I’m currently a freshman at a T75 studying finance and math and am considering only declaring mathematics. I have always performed well in maths but took finance as a compromise for career prospects. However, over this year, I have gotten deeply interested in understanding mathematic relations in my calculus and analytic geometry, and formal logic class and have realized I enjoy abstract reasoning and problem solving.
However, I’m still unsure about switching because of the career prospects in pure math. I’m quite sure I want to pursue grad school, but have seen disparaging posts of people working in unfulfilling or unrelated fields. My current trajectory is towards corporate/quantitative finance, but want to work in an intellectually fulfilling career like research and am willing to sacrifice salary for that end.

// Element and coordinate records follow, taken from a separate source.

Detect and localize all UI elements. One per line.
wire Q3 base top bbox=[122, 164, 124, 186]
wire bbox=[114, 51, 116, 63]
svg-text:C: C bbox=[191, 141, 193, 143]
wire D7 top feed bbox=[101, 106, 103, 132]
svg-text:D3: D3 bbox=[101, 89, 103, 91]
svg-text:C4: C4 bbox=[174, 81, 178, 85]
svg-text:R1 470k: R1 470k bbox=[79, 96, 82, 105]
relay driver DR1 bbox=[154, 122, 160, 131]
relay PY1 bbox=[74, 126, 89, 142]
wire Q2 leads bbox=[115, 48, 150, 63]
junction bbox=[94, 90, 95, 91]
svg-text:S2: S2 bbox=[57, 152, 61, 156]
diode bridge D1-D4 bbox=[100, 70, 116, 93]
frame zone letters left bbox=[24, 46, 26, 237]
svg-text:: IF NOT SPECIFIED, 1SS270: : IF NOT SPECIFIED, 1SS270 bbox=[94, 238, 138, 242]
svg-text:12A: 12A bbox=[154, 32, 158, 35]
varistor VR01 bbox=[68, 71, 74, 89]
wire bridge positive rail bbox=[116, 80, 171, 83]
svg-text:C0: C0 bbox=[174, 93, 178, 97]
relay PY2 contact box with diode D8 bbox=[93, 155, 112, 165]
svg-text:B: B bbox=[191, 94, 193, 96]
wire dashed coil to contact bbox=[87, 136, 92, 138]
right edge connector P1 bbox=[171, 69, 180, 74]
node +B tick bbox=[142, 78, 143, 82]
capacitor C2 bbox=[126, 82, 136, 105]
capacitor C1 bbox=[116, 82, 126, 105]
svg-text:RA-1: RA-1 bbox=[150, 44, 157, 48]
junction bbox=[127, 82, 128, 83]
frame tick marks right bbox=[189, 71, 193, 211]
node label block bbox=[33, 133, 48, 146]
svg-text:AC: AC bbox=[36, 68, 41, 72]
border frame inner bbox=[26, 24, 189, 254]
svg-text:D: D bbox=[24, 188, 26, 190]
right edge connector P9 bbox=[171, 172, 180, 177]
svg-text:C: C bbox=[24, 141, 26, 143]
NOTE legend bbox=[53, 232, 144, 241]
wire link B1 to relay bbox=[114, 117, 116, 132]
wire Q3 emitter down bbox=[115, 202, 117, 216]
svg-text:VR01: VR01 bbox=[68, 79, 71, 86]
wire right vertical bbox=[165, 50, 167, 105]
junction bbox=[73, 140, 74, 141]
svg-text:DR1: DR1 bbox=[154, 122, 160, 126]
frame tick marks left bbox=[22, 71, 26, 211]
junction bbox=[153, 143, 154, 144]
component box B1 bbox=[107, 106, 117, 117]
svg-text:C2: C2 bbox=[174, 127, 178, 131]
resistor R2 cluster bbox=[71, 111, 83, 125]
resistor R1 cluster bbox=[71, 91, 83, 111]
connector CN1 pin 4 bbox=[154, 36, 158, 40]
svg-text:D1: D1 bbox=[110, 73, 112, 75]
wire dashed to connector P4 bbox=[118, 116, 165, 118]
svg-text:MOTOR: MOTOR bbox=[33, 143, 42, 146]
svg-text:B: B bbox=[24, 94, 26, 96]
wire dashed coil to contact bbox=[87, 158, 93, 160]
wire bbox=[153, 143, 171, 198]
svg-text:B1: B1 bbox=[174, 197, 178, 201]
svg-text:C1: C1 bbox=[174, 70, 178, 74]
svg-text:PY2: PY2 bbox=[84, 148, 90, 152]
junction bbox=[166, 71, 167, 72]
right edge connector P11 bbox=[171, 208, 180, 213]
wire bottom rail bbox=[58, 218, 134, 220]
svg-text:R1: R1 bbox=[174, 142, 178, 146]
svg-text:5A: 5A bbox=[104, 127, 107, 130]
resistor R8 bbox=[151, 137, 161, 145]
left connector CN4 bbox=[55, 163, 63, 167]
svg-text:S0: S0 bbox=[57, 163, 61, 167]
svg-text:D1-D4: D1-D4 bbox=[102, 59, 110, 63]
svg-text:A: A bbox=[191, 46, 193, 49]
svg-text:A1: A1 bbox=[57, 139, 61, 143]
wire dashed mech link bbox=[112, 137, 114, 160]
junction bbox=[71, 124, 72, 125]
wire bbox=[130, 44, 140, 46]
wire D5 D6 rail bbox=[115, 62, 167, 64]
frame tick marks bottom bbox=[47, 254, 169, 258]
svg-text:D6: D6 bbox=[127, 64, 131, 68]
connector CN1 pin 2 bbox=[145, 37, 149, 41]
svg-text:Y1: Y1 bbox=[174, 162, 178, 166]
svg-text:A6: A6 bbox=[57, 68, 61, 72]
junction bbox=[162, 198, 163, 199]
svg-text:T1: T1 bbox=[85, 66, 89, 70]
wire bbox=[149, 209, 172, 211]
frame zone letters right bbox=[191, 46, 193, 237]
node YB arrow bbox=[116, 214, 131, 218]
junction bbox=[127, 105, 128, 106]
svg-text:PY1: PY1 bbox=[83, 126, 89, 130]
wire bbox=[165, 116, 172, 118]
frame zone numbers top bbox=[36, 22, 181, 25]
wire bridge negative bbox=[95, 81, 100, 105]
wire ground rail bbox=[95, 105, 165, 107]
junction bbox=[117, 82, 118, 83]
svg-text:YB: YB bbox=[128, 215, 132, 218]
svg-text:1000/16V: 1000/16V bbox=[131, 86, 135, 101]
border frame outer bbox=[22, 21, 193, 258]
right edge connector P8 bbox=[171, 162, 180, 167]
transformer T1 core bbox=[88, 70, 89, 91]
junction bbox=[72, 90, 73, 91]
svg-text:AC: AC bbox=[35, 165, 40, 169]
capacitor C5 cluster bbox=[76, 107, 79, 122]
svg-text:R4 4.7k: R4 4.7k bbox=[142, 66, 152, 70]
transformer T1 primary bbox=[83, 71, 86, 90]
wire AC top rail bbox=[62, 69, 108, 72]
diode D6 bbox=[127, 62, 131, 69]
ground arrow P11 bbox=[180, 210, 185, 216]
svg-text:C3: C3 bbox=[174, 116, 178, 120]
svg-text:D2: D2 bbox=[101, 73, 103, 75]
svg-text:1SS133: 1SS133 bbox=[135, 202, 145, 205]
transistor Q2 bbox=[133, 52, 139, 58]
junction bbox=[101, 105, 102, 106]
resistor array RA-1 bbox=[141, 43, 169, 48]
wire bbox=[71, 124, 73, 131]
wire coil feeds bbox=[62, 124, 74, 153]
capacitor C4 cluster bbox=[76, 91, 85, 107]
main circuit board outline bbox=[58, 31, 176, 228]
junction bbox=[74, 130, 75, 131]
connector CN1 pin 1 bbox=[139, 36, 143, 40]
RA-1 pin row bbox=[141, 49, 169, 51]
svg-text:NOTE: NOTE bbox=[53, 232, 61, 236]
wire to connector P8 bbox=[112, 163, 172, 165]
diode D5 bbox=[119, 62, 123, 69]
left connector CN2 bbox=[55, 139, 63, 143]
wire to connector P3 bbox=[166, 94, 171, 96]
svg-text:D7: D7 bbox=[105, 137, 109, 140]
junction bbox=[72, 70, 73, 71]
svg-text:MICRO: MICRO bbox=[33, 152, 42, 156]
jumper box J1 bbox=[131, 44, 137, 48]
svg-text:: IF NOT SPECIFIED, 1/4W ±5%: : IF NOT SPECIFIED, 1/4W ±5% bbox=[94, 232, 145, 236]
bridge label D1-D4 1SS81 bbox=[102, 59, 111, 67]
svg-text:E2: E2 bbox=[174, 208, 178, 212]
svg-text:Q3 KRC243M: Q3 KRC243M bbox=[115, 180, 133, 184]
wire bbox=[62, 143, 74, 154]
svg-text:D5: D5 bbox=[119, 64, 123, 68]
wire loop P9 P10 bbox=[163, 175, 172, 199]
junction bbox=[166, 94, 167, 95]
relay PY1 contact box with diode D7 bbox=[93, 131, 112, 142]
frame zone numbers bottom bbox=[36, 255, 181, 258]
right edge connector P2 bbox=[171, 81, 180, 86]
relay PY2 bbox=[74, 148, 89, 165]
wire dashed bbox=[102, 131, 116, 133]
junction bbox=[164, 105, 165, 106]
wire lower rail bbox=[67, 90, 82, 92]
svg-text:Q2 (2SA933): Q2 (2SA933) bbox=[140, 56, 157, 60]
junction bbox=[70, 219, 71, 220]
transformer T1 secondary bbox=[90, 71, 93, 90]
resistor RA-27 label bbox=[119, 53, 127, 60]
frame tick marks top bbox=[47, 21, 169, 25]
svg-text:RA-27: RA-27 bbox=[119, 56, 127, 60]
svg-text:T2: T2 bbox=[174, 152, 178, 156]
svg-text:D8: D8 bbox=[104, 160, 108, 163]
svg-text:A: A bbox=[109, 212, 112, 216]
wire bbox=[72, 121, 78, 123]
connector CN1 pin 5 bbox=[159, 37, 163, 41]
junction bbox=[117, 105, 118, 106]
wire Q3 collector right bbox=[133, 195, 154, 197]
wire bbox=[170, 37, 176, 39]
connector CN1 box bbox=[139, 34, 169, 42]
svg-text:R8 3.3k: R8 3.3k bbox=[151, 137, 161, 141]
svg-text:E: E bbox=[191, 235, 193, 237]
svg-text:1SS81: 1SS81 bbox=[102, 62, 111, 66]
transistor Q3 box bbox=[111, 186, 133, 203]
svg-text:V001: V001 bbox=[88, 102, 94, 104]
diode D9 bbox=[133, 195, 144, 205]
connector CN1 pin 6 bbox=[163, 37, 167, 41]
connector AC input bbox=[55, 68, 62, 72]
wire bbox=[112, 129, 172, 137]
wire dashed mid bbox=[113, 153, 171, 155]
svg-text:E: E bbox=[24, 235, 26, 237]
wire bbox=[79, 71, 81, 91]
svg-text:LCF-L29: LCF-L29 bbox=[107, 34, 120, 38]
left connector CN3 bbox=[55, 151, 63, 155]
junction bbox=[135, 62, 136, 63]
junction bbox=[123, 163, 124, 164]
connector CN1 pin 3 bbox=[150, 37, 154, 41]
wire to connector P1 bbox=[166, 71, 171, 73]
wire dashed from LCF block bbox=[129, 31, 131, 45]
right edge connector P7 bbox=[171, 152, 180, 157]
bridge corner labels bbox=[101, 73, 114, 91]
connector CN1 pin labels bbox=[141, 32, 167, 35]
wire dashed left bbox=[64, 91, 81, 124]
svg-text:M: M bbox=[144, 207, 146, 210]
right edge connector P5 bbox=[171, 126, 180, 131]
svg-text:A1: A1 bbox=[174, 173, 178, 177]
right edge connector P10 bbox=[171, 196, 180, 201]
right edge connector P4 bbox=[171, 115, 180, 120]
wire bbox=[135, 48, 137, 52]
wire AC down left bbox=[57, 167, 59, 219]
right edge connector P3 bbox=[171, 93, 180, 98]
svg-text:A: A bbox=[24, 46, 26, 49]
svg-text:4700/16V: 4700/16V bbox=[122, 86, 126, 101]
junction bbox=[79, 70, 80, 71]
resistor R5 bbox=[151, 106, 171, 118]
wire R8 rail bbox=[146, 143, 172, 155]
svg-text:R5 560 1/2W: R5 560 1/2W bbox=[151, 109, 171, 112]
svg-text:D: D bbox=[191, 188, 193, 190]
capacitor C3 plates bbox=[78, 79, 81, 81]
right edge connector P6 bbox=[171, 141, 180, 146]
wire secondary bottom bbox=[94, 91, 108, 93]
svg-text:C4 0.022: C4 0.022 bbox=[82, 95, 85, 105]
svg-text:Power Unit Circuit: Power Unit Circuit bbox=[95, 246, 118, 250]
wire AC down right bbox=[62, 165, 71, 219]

So I am considering dropping finance and declaring mathematics at my major. I have to declare next semester, and am still at a point where all the business courses I took would still count towards a mathematics major. Would this help me?
Comments
Can you double major? Minor in math?
I am in medicine but I loved math intellectually so I double majored. I realized I only had this chance to learn math formally but I wasn’t sure if I would give up medicine for it so I added the major later and also minored in physics. This was a while ago so not sure how feasible it is now. I did computational research after undergrad (and still do as an MD-PhD) and the math framework helped me a lot.
My friends that did pure math ended up having good corporate careers even without going to grad school, FWIW. I don’t think there is a wrong decision as long as you enjoy what you do and are good at it, and gain valuable experiences along the way.
Math 100%. The only reason I could think of to stick with finance is if you think you’d take a (big) gpa hit doing math or if certain recruiting pipelines are only available to finance majors at your school.